As for the current quarter, DeVry’s President Daniel Hamburger said in the conference call that management expects “relatively flat” revenue, as anticipated declines at DeVry University will “offset revenue growth at its other institutions,” especially in the medical and health care and professional education segments.
Jeffrey Silber, analyst at BMO Capital Markets Corp., wrote in a note that he was surprised to see the medical and healthcare segments “slowing with margins.”
DeVry announced two more acquisitions in Brazil in December. DeVry Brasil now serves 33,000 students in 13 campuses in northeastern Brazil.

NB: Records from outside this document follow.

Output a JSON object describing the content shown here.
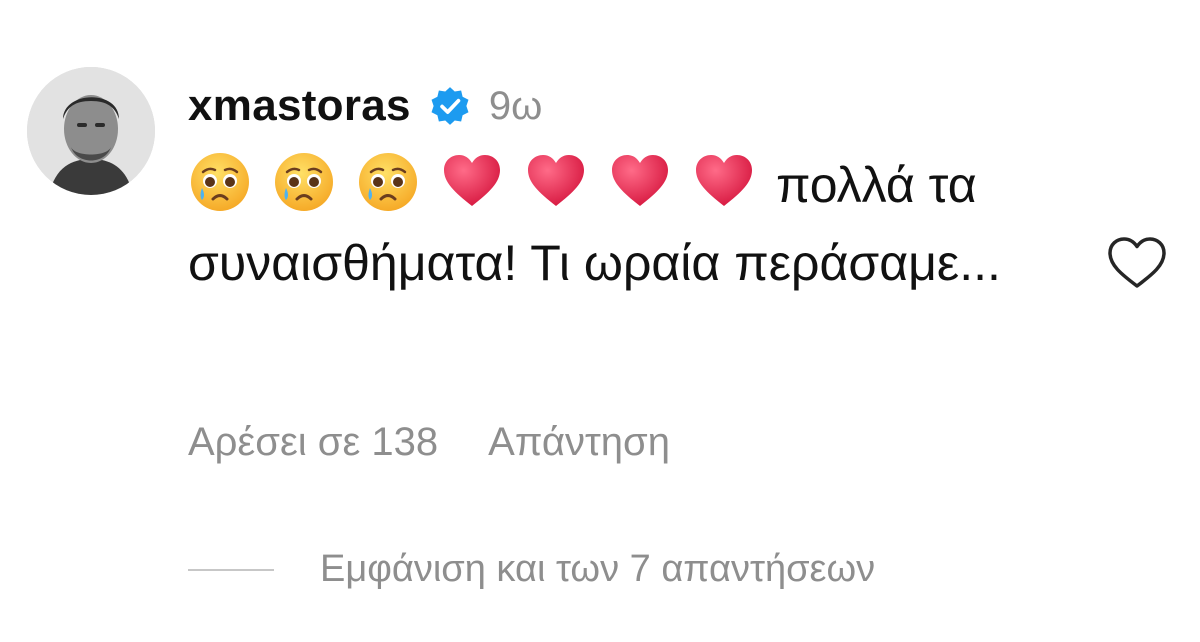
{
  "comment": {
    "username": "xmastoras",
    "verified": true,
    "timestamp": "9ω",
    "emojis": [
      "crying-face",
      "crying-face",
      "crying-face",
      "red-heart",
      "red-heart",
      "red-heart",
      "red-heart"
    ],
    "text": "πολλά τα συναισθήματα! Τι ωραία περάσαμε...",
    "likes_label": "Αρέσει σε 138",
    "reply_label": "Απάντηση",
    "view_replies_label": "Εμφάνιση και των 7 απαντήσεων"
  },
  "colors": {
    "text": "#111111",
    "muted": "#8e8e8e",
    "verified_badge": "#1d9bf0",
    "heart": "#e8264e"
  }
}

Management anticipates DeVry’s operating costs to “increase about 4.5 percent sequentially,” Hamburger said in the conference call. He attributed the increase to expenses in “campus expansion at Chamberlain,” “the recent acquisitions in Brazil” and the increase in advertisement for DeVry University.
Paris declared that DeVry is a “high-quality company” but needs “stabilization at the flagship university.” He believes the company is “doing the right things to get DVU back on track and to fuel continued growth in its other segments.”
For the six months ended on December 31, DeVry’s revenue decreased to $875.48 million from $877.21 a year ago. Its net income increased to $62.85 million from $41.02 million.
The closing price on Friday was $36.24, a decrease of $8.01.